Last year I had written a python script, to store data of COVID-19 cases (active, cured and deaths) from the website. The script was running fine initially but later due to modifications on the page I was just getting the first 2 rows which are the headers now, and nothing else. Earlier I was using pandas.read_html() method, but it's not able to grab all the data. I tried with the following but these are also not helping:
- BeautifulSoup
- lxml.html
Also tried the code as in here, but still the same issue. Any reasons why the issue and some other steps I could take?
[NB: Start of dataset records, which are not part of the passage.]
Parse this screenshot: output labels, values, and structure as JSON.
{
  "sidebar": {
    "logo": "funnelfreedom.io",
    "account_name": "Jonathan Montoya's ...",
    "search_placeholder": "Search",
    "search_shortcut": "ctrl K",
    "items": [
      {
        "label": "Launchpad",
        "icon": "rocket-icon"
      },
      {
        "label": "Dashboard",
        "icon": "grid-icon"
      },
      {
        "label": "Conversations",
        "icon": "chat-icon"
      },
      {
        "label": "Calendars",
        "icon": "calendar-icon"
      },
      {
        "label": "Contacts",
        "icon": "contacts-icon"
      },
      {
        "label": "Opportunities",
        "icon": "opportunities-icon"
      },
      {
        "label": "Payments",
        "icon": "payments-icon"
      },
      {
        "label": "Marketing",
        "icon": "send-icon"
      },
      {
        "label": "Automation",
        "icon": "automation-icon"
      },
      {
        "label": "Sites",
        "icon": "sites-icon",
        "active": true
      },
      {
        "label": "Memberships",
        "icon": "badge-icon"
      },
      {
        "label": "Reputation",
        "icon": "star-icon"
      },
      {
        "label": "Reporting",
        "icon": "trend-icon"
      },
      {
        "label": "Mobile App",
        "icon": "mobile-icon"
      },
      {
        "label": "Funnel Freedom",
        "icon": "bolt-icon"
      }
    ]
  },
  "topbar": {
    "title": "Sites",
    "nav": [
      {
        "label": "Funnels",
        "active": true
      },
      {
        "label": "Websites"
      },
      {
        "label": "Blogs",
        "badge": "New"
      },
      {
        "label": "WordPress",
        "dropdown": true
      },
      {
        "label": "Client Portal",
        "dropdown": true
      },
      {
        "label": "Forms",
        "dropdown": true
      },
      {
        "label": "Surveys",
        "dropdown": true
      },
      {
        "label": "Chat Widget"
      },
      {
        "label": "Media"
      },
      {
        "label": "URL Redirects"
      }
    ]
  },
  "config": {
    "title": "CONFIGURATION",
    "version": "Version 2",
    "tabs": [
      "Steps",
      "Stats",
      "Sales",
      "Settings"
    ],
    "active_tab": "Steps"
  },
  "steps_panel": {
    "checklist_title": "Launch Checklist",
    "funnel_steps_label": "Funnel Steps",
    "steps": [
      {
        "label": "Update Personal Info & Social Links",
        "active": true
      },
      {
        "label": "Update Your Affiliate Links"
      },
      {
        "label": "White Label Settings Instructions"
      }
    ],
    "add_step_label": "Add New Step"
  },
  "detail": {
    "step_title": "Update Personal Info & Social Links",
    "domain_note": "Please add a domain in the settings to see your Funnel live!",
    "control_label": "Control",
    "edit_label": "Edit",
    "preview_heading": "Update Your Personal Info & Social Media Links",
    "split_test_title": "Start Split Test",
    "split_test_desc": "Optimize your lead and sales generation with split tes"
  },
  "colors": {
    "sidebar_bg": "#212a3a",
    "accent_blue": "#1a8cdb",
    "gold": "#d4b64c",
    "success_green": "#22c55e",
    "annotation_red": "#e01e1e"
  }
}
Here is What I have tried till now:
- Using
pandas
url = "https://www.mohfw.gov.in/"
df_list = pd.read_html(url)
- Using lmxl.html
>>> import requests
>>> page = requests.get(url)
>>> import lxml.html as lh
>>> doc = lh.fromstring(page.content)
>>> tbody_elements = doc.xpath('//tbody') # table is under `<tbody>` tag but it's able to get the data
>>> tbody_elements
[] # null here
>>> tr_elements = doc.xpath('//tr')
>>> tr_elements
[<Element tr at 0x7fb3f507d260>, <Element tr at 0x7fb3f507d2b8>, <Element tr at 0x7fb3f507d310>]
>>> len(tr_elements)
3
>>>for i in tr_elements:
... print("Row - ", r)
... for row in i:
... print(row.text_content())
... r=r+1
...
Output:
('Row - ', 1)
COVID-19 INDIA as on : 14 March 2021, 08:00 IST (GMT+5:30) [↑↓ Status change since yesterday]
('Row - ', 2)
S. No. Name of State / UT Active Cases* Cured/Discharged/Migrated* Deaths**
('Row - ', 3)
Total Change since yesterdayChange since yesterday Cumulative Change since yesterday Cumulative Change since yesterday
- Using
BeautifulSoup
>>> from bs4 import BeautifulSoup
>>> url = 'https://www.mohfw.gov.in/'
>>> web_content = requests.get(url).content
>>> soup = BeautifulSoup(web_content, "html.parser")
>>> all_rows = soup.find_all('tr')
>>> all_rows
[<tr><h5>COVID-19 INDIA <span>as on : 15 March 2021, 08:00 IST (GMT+5:30)\t[\u2191\u2193 Status change since yesterday]</span></h5></tr>, <tr class="row1">\n<th rowspan="2" style="width:5%;"><strong>S. No.</strong></th>\n<th rowspan="2" style="width:24%;"><strong>Name of State / UT</strong></th>\n<th colspan="2" style="text-align:center;width:24%;"><strong>Active Cases*</strong></th>\n<th colspan="2" style="text-align:center;width:24%;"><strong>Cured/Discharged/Migrated*</strong></th>\n<th colspan="2" style="text-align:center;width:24%;"><strong>Deaths**</strong></th>\n</tr>, <tr class="row2"><th style="width: 12%;">Total</th><th style="width: 12%;"><span class="mob-hide">Change since yesterday</span><span class="mob-show">Change since<br/> yesterday</span></th>\n<th style="width: 12%;">Cumulative</th><th style="width: 12%;">Change since yesterday</th>\n<th style="width: 12%;">Cumulative</th><th style="width: 12%;">Change since yesterday</th></tr>]
>>> len(all_rows)
3
In both BeautifulSoup and lmxl.html, I am just getting the first two rows which are actually headers in the table.